A suggestion: Melt some butter/margarine or use a light oil to coat the outer rim of crust. This will mitigate some baking acceleration. Also, depending on how you spice this coating (garlic, salted, whatever), you may well add some extra kick to your crust!
Posted: Sat Mar 18, 2006 6:57 am Post subject: More suggestions
for pizza cheese I like to use 2/3 motz and 1/3 munster, the texture and flavors really bled well. I also like cornmeal on the bottom of the pan, dosen't make a difference to me that it's already oiled, I like the added crispy texture. Last thought, if you don't hace round cake pans, a rectangle one will work just fine in fact I prefer to make them rectangular (less work, cute square slices)
still adore this site.
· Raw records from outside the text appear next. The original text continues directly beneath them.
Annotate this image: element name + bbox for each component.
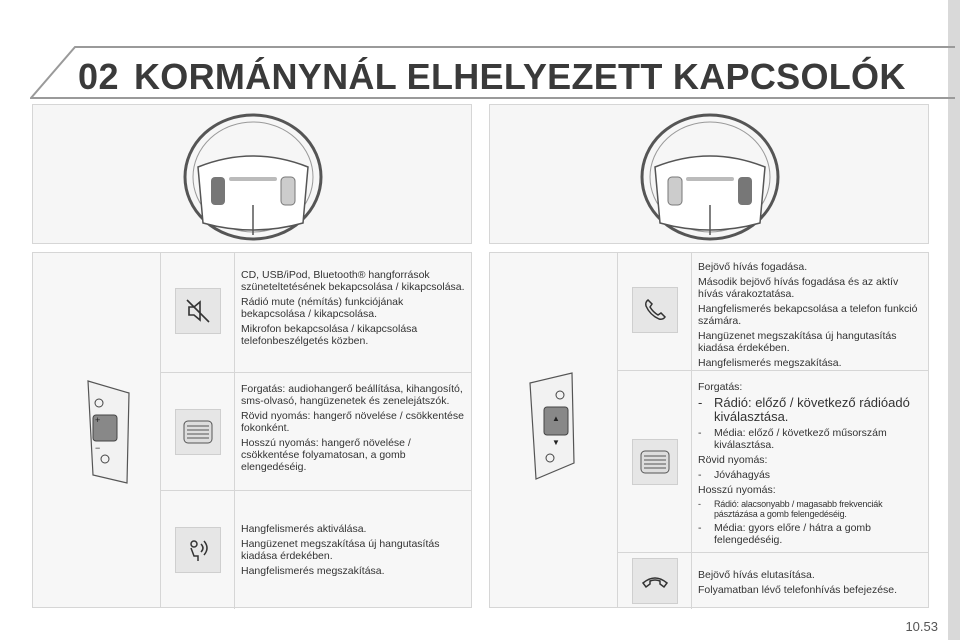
right-row-scroll-text (698, 381, 922, 549)
steering-wheel-right-image (489, 104, 929, 244)
right-row-hangup-text (698, 569, 922, 599)
left-row-volume (161, 373, 471, 491)
scroll-wheel-icon (175, 409, 221, 455)
text-line: Mikrofon bekapcsolása / kikapcsolása telefonbeszélgetés közben. (241, 323, 418, 347)
dash-item: - Rádió: alacsonyabb / magasabb frekvenciák pásztázása a gomb felengedéséig. (698, 499, 883, 519)
page-title: KORMÁNYNÁL ELHELYEZETT KAPCSOLÓK (134, 56, 906, 97)
right-controls-panel (489, 252, 929, 608)
rotate-label: Forgatás: (698, 381, 743, 393)
left-row-volume-text (241, 383, 465, 476)
right-row-hangup (618, 553, 928, 609)
text-line: Rádió mute (némítás) funkciójának bekapcsolása / kikapcsolása. (241, 296, 404, 320)
svg-text:▲: ▲ (552, 414, 560, 423)
svg-text:+: + (95, 415, 101, 425)
dash-item: - Jóváhagyás (698, 469, 771, 481)
scroll-wheel-icon (632, 439, 678, 485)
text-line: Hangfelismerés megszakítása. (241, 565, 385, 577)
text-line: Folyamatban lévő telefonhívás befejezése. (698, 584, 898, 596)
left-row-voice (161, 491, 471, 609)
steering-wheel-left-image (32, 104, 472, 244)
svg-text:−: − (95, 443, 101, 453)
text-line: Forgatás: audiohangerő beállítása, kihangosító, sms-olvasó, hangüzenetek és zenelejátszók. (241, 383, 463, 407)
short-label: Rövid nyomás: (698, 454, 768, 466)
phone-hangup-icon (632, 558, 678, 604)
text-line: CD, USB/iPod, Bluetooth® hangforrások szüneteltetésének bekapcsolása / kikapcsolása. (241, 269, 465, 293)
long-label: Hosszú nyomás: (698, 484, 776, 496)
dash-item: - Rádió: előző / következő rádióadó kiválasztása. (698, 395, 910, 424)
text-line: Hosszú nyomás: hangerő növelése / csökkentése folyamatosan, a gomb elengedéséig. (241, 437, 411, 473)
text-line: Bejövő hívás elutasítása. (698, 569, 815, 581)
text-line: Hangüzenet megszakítása új hangutasítás kiadása érdekében. (241, 538, 440, 562)
right-switch-illustration (490, 253, 618, 607)
text-line: Hangüzenet megszakítása új hangutasítás kiadása érdekében. (698, 330, 897, 354)
mute-speaker-icon (175, 288, 221, 334)
right-row-answer-text (698, 261, 922, 372)
left-row-voice-text (241, 523, 465, 580)
svg-text:▼: ▼ (552, 438, 560, 447)
right-row-scroll (618, 371, 928, 553)
text-line: Hangfelismerés megszakítása. (698, 357, 842, 369)
text-line: Második bejövő hívás fogadása és az aktív hívás várakoztatása. (698, 276, 899, 300)
text-line: Hangfelismerés bekapcsolása a telefon funkció számára. (698, 303, 918, 327)
dash-item: - Média: előző / következő műsorszám kiválasztása. (698, 427, 887, 451)
left-controls-panel (32, 252, 472, 608)
chapter-number: 02 (78, 56, 120, 97)
text-line: Hangfelismerés aktiválása. (241, 523, 367, 535)
left-row-mute (161, 253, 471, 373)
left-switch-illustration (33, 253, 161, 607)
right-row-answer (618, 253, 928, 371)
voice-command-icon (175, 527, 221, 573)
left-row-mute-text (241, 269, 465, 350)
phone-answer-icon (632, 287, 678, 333)
page-number: 10.53 (905, 619, 938, 634)
text-line: Bejövő hívás fogadása. (698, 261, 808, 273)
text-line: Rövid nyomás: hangerő növelése / csökkentése fokonként. (241, 410, 464, 434)
dash-item: - Média: gyors előre / hátra a gomb felengedéséig. (698, 522, 871, 546)
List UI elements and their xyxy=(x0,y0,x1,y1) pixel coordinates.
Heather
Posted: Thu Mar 23, 2006 12:24 am Post subject: sauce for 2 pizzas
easy sauce for two pizza without the large can of tomatoes, 1 can tomatoe soup, 1 small can of tomatoe puree, spices - usually 2 garlic cloves, dried oregano 1 tsp, dried basil leaves 1 tsp, 1 TBSP sugar, and 2 TBSP vinegar(better with red wine vinegar) mix together and add salt and pepper to taste. Commercial sauces are often lacking in taste(spice). Can also use crushed chili flakes for more spice or grated parmasean cheese.
Posted: Fri Mar 24, 2006 1:28 am Post subject: Adjustments for baking while high and dry
As far as I know, and this is from reading and not personal experience, the adjustments for yeast breads at high altitude are these:
--Flour tends to be drier on the shelf and dries out more quickly at high altitude. I've read that you should be conservative with the flour, as you'll probably use 1/4 to 1/3 cup less flour than the recipe calls for (for the given amount of water) for a dough of this size. Aside from your altitude, the fact that you're in dry country should be reason enough for dry flour.
--Dough rises faster, so ignore whatever times the recipes suggest and catch it when it has doubled. If it was a really short rise, punch it down aggressively and let it rise again-- more flavor that way.
--Dough dries out faster, so when you've put it down for a rise, make sure it's completely coated in oil (helps prevent the "skin" that forms on doughs that dry out) and you might even dampen the tea-towel or washcloth you throw over the bowl. Another possibility is using plastic wrap to cover the oiled bowl/dough while the dough rises, and put the plastic wrap in contact with the dough to eliminate even more air. (This is also good for anything that forms a skin (e.g. pudding) when left in contact with the air.) If you put it aside for any reason, do something to keep the moisture in.
I don't know about baking temperature-- what I've read says that you add 25F for quickbreads and such, but don't do so for yeast breads. You might have to experiment a bit with temp and time.
As you said, you're in Los Alamos, and for those of us who've never been there, we get the idea that the population might still be mainly physicists and engineers, so you might just pose this question to the man-on-the-street. :^)
Thank you for sharing your exquisite attention to detail with those of us, while process hogs, don't always get things "right." I am and will continue to be a Cooks Illustrated fan, but you make them look downright sloppy. Specifically, in this test, you point out the actual gram measurement of a cup of flour. I have always wondered why Cooks doesn't do this, as well. Of course it can make the difference between almost and a-ha! Your pictures, precise timing, target temps for cooking processes and equipment layouts allow me to be mucho mise-en-place avoiding the distraction and frustration of mid-cooking foraging around.
And you give measurements of salt and pepper. A blessing. "To taste" causes me to panic. You have made my quest for great cooking much more satisfying. Details matter!